Led by steering committee co-chairs Joseph A. Buttigieg, William R. Kenan Jr. Professor of English, and Theodore J. Cachey Jr., Albert J. and Helen M. Ravarino Family Director of Dante and Italian Studies, the program brings together for the first time scholars from a broad spectrum of disciplines, including architecture, art, classics, literature, and history.

“The Italian studies program extends and enriches the interdisciplinary character of the humanities in general and of Italian studies in particular,” Cachey says. “Our goal is to enable and promote collaboration among faculty and graduate students from diverse units of the University and to connect them with their counterparts in universities and research institutions across the world.”

Nearly 30 faculty members from more than 10 departments are already engaged in various activities and collaborative research projects with their counterparts in leading universities, academies, and research centers in Italy, the United Kingdom, and elsewhere. The Italian studies program connects these endeavors to further support existing and new working relationships. It will bring to campus resources and researchers in collaboration with other departments, institutes, and programs.

Buttigieg says, “The Italian studies program exemplifies the opportunities that arise when we collaborate—if we coordinate our efforts, we’ll achieve a lot more than if we work in isolation.”

Program Particulars

Many branches of the human sciences have their roots in Italy: Italian studies will foster a deeper appreciation of the interrelationships that bind the various fields of inquiry together. Funding from the Office of Research comes from two sources: Strategic Research Investment (SRI) and the Library Acquisitions Grant programs.

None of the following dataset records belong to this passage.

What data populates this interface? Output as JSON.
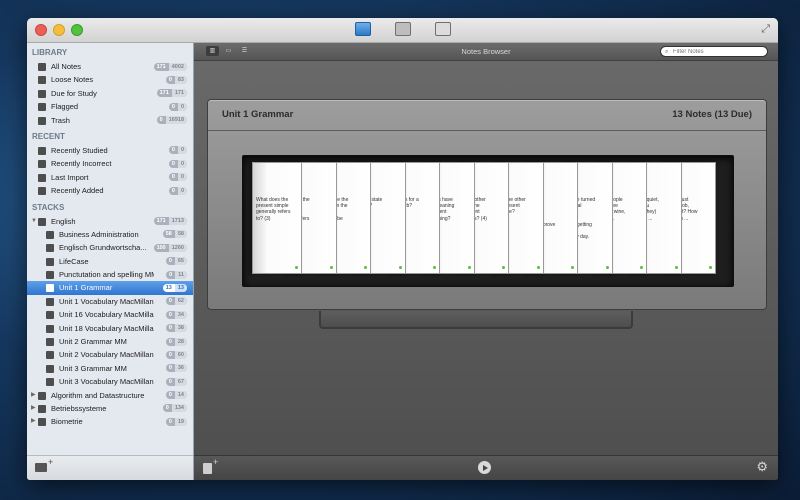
{
  "window": {
    "title": "Notes Browser"
  },
  "sidebar": {
    "library_header": "LIBRARY",
    "library": [
      {
        "label": "All Notes",
        "badge": [
          "171",
          "4002"
        ],
        "icon": "all-notes-icon"
      },
      {
        "label": "Loose Notes",
        "badge": [
          "0",
          "83"
        ],
        "icon": "loose-notes-icon"
      },
      {
        "label": "Due for Study",
        "badge": [
          "171",
          "171"
        ],
        "icon": "calendar-icon"
      },
      {
        "label": "Flagged",
        "badge": [
          "0",
          "0"
        ],
        "icon": "flag-icon"
      },
      {
        "label": "Trash",
        "badge": [
          "0",
          "16918"
        ],
        "icon": "trash-icon"
      }
    ],
    "recent_header": "RECENT",
    "recent": [
      {
        "label": "Recently Studied",
        "badge": [
          "0",
          "0"
        ],
        "icon": "clock-icon"
      },
      {
        "label": "Recently Incorrect",
        "badge": [
          "0",
          "0"
        ],
        "icon": "warning-icon"
      },
      {
        "label": "Last Import",
        "badge": [
          "0",
          "0"
        ],
        "icon": "import-icon"
      },
      {
        "label": "Recently Added",
        "badge": [
          "0",
          "0"
        ],
        "icon": "plus-circle-icon"
      }
    ],
    "stacks_header": "STACKS",
    "stacks": [
      {
        "label": "English",
        "badge": [
          "171",
          "1713"
        ],
        "level": 0,
        "expanded": true
      },
      {
        "label": "Business Administration",
        "badge": [
          "58",
          "58"
        ],
        "level": 1
      },
      {
        "label": "Englisch Grundwortscha...",
        "badge": [
          "100",
          "1260"
        ],
        "level": 1
      },
      {
        "label": "LifeCase",
        "badge": [
          "0",
          "65"
        ],
        "level": 1
      },
      {
        "label": "Punctutation and spelling MM",
        "badge": [
          "0",
          "11"
        ],
        "level": 1
      },
      {
        "label": "Unit 1 Grammar",
        "badge": [
          "13",
          "13"
        ],
        "level": 1,
        "selected": true
      },
      {
        "label": "Unit 1 Vocabulary MacMillan",
        "badge": [
          "0",
          "62"
        ],
        "level": 1
      },
      {
        "label": "Unit 16 Vocabulary MacMillan",
        "badge": [
          "0",
          "34"
        ],
        "level": 1
      },
      {
        "label": "Unit 18 Vocabulary MacMillan",
        "badge": [
          "0",
          "38"
        ],
        "level": 1
      },
      {
        "label": "Unit 2 Grammar MM",
        "badge": [
          "0",
          "28"
        ],
        "level": 1
      },
      {
        "label": "Unit 2 Vocabulary MacMillan",
        "badge": [
          "0",
          "60"
        ],
        "level": 1
      },
      {
        "label": "Unit 3 Grammar MM",
        "badge": [
          "0",
          "36"
        ],
        "level": 1
      },
      {
        "label": "Unit 3 Vocabulary MacMillan",
        "badge": [
          "0",
          "67"
        ],
        "level": 1
      },
      {
        "label": "Algorithm and Datastructure",
        "badge": [
          "0",
          "14"
        ],
        "level": 0,
        "expanded": false
      },
      {
        "label": "Betriebssysteme",
        "badge": [
          "0",
          "134"
        ],
        "level": 0,
        "expanded": false
      },
      {
        "label": "Biometrie",
        "badge": [
          "0",
          "19"
        ],
        "level": 0,
        "expanded": false
      }
    ]
  },
  "search": {
    "placeholder": "Filter Notes"
  },
  "panel": {
    "title": "Unit 1 Grammar",
    "count": "13 Notes (13 Due)"
  },
  "cards": [
    "What does the\npresent simple\ngenerally refers\nto? (3)",
    "does the\nit\nuous\nlly refers",
    "can be the\na from the\nt\nuous be\n(3)",
    "t is a state\nverb?",
    "mples for a\nte verb?",
    "verbs have\nve meaning\ndifferent\nmeaning?",
    "t are other\ne of the\npresent\nnuous? (4)",
    "are the other\nof present\nsimple?",
    "year\nor I'm\ng\n\nto improve\nglish.",
    "ve we turned\ncentral\ng\n\n/ It's getting\n\nevery day.",
    "ch people\n... more\nmore wine,\nerally.",
    "e be quiet,\nk. You\nle? (they)\nrday) ...",
    "only just\nl the job,\nt it yet? How\nnt on) ..."
  ]
}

SRI funds will support an annual three-week interdisciplinary summer seminar in Rome and will sponsor related faculty and graduate student research projects and exchanges between Notre Dame and the University of Rome Sapienza, the Ambrosiana Library in Milan, the Catholic University of Milan (Sacro Cuore), the Italian National Dictionary Project, the Universities of Cambridge and Leeds, and the University of California, Berkeley, among others.

This grant will also fund an administrative and teaching faculty position.

The Library Acquisitions grant, “All Roads Lead to Rome,” funds an expansion of Hesburgh Library’s holdings on diverse aspects of Roman architecture, art and art history, classics, and social and political history. Acquisitions related to cartography, monuments, and travel to Rome from antiquity to the end of the early modern period will significantly enhance opportunities for interdisciplinary research at the University.

Assistant Provost Susan Ohmer, Ph.D., is pleased with the impact the Library Acquisitions Grant Program will have. “By providing funding for a wide range of interdisciplinary materials, this grant enables students and faculty to immerse themselves in their discipline, to continue to develop their expertise, to establish strong international relationships, and to further contribute to their area of study.”

The program also receives significant support from the College of Arts and Letters.

Why Italy? Why Now?

The University’s emphasis on the importance of Italian studies dates back to the 1920s when Father John Zahm expressed his hope that the University would become the center for Dante studies in the English-speaking world. Rome’s privileged position as a cultural center within the humanities makes it the ideal starting point from which to organize an interdisciplinary acquisitions program that will boost research and teaching in key areas of scholarship to a higher level.

The project depends on its interdisciplinary collaboration between the College of Arts and Letters, the School of Architecture, and the Law School and will yield recruitment and placement of the best students in a range of disciplines.